This holiday season, COVID-19 could be the villain that squelches any sign of cheer for yet another year.
The delta variant has propelled a spike in COVID cases after Thanksgiving in Massachusetts while the highly mutated omicron variant's impact remains to be seen as it gains a foothold in the Bay State. In fact, the World Health Organization on Wednesday said the new strain could change the course of the pandemic.
Amid the added uncertainty, NBC10 Boston asked three top Boston doctors during the weekly "COVID Q&A" series to give an update on the state of the pandemic in Massachusetts and whether we should rethink holiday parties.

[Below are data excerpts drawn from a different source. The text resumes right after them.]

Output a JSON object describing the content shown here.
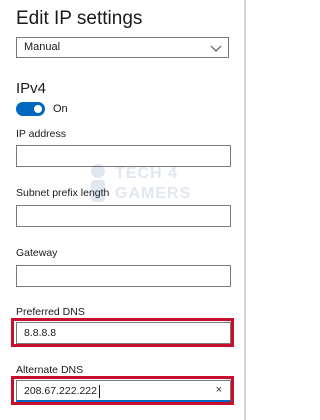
{
  "header": {
    "title": "Edit IP settings"
  },
  "mode_select": {
    "value": "Manual",
    "icon": "chevron-down-icon"
  },
  "ipv4": {
    "section_title": "IPv4",
    "toggle": {
      "state": "On",
      "enabled": true,
      "color": "#0067c0"
    },
    "fields": {
      "ip_address": {
        "label": "IP address",
        "value": ""
      },
      "subnet_prefix_length": {
        "label": "Subnet prefix length",
        "value": ""
      },
      "gateway": {
        "label": "Gateway",
        "value": ""
      },
      "preferred_dns": {
        "label": "Preferred DNS",
        "value": "8.8.8.8"
      },
      "alternate_dns": {
        "label": "Alternate DNS",
        "value": "208.67.222.222",
        "clear_icon": "×"
      }
    }
  },
  "watermark": {
    "line1": "TECH",
    "line2": "GAMERS",
    "line3": "4"
  },
  "colors": {
    "highlight": "#c8102e",
    "accent": "#0067c0"
  }
}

Current State of COVID in Mass.
Coronavirus cases and hospitalizations have been steadily rising in Massachusetts and across New England in recent weeks. Meanwhile, the omicron variant was first detected in Massachusetts earlier this month.

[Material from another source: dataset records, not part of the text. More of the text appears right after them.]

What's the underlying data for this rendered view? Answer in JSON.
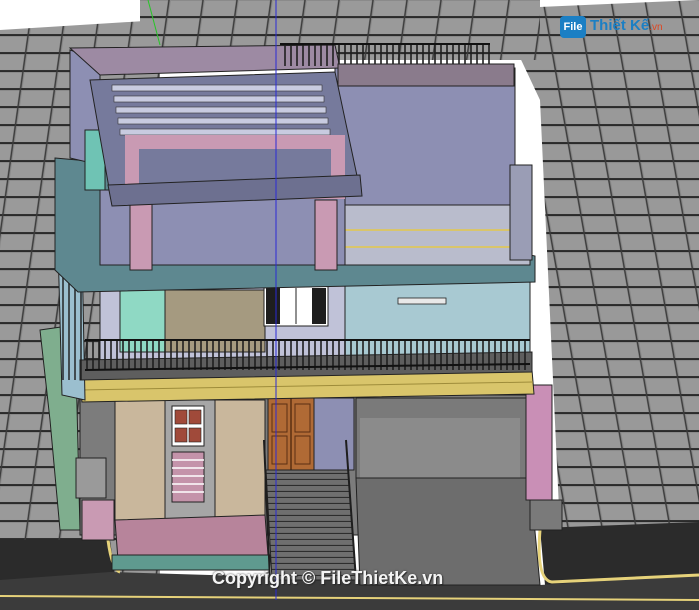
{
  "image": {
    "subject": "SketchUp 3D model render of a two-story townhouse with rooftop pergola",
    "palette": {
      "roof_tile": "#8f8f8f",
      "roof_line": "#2e2e2e",
      "wall_lavender": "#8d8fb3",
      "wall_mint": "#8fd9c4",
      "wall_beige": "#c9b79c",
      "trim_yellow": "#d9c56b",
      "pink_frame": "#c99ab3",
      "balcony_rail": "#222222",
      "slab_teal": "#5e8890",
      "door_wood": "#b06a35",
      "street_edge": "#e6d27a"
    }
  },
  "watermark": {
    "logo_badge": "File",
    "logo_main": "Thiết Kế",
    "logo_suffix": ".vn",
    "copyright": "Copyright © FileThietKe.vn"
  }
}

"The numbers for the state of Massachusetts have really rocketed up," said Dr. David Hamer of Boston Medical Center. "I think it's probably a lot of Thanksgiving-related parties and gatherings that have led to transmission."
Health officials have been seeing a dramatic rise in coronavirus cases in recent weeks -- Wednesday's daily report had more than 5,000 new cases, the most in a single day since mid-January. The previous single-day high for newly confirmed COVID cases was on Jan. 16, as last winter's surge was receding, state data shows.
Epidemiologist Dr. Shira Doron was reluctant to estimate when cases might start to decline, but based on last year's trajectory, she said it could occur sometime in February.
"I don't ever try to predict what's going to happen with this virus anymore," said Doron, of Tufts Medical Center. "But the curve is very, very similar to last year's curve at this time."
Meanwhile, Boston doctors are seeing hospitals in Massachusetts reach capacity. Some have had to restrict non-urgent procedures as a result.
Dr. Daniel Kuritzkes, chief of infectious disease at Brigham and Women's Hospital, said the number of people in the hospital with COVID has about doubled. Doron said she has seen "very similar proportions" at Tufts Medical Center since Thanksgiving.
"I think, through the Christmas and New Year's holidays, we're going to just see this at least plateau, if not continue to increase in numbers of cases," Kuritzkes said.
A great majority of cases in the post-Thanksgiving spike were caused by the delta variant, Hamer said, with a smaller percentage by delta plus. He also pointed to the Boston-area COVID wastewater tracker, which earlier this week reached the highest level of the virus seen so far, about as high as last winter's spike reached, and have since risen.
"The wastewater data have spiked to nearly the highest concentration that we've seen through the whole pandemic," Hamer said. "So I'm concerned about what's going on."
How to have a holiday party despite COVID, omicron
The experts say that plenty of precautions can be taken to prevent the spread of infection at holiday parties, including masks, at-home COVID tests and spending time outside.
"I really think that we have to find a good balance of caution and humanity. We can't keep keeping families apart," Doron said. "I will say that there are plenty of tools in the tool shed so that people can be with the family members that are important to them, and do the things that they do during the holidays."
Utilizing multiple precautionary measures adds extra layers of protection, Doron said, but she cautioned that there are no guarantees.
"There is no zero-risk situation," Doron said. "Even staying home with your nuclear family is not zero-risk. But there are ways to increase the safety around an extended family gathering."
Kuritzkes noted that, while at-home testing kits can serve as an added measure of protection, they have some limitations.
Home kits, which rely on antigen testing, are not as accurate as the PCR tests done in hospitals and at testing sites, but they have the advantage of giving results within minutes instead of days. Kuritzkes said that the over-the-counter tests are best used with symptomatic disease and are less effective in detecting asymptomatic infection.
Kuritzkes emphasized the importance of getting vaccinated and ensuring that those you're celebrating with are vaccinated as well.
"The issue is always to be aware of the situation in which you find yourself, but, to the extent possible, you should limit your gatherings to gatherings of people who were vaccinated," Kuritzkes said. "If you're going to be in a mixed group, then you should be wearing a mask, or be outdoors, or make sure there's more ventilation and limit your time, especially for very close contact."
Public officials and medical experts have been urging people to get vaccinated or to receive booster shots amid growing concerns about the omicron variant.
More from the COVID Qu0026amp;A Series
A panel of Boston-based doctors talking about everything related to the COVID-19 pandemic every Tuesday at 10:30 a.m.
In an earlier episode of "COVID Q&A," the experts said they weren't sure if the omicron variant can evade the existing COVID-19 vaccines or natural antibodies.
Shortly afterward, the Pfizer vaccine was reported to be less effective against the omicron variant. However, the drug company said Wednesday that a booster shot may offer enough added protection against omicron, even though the initial two doses appear significantly less effective.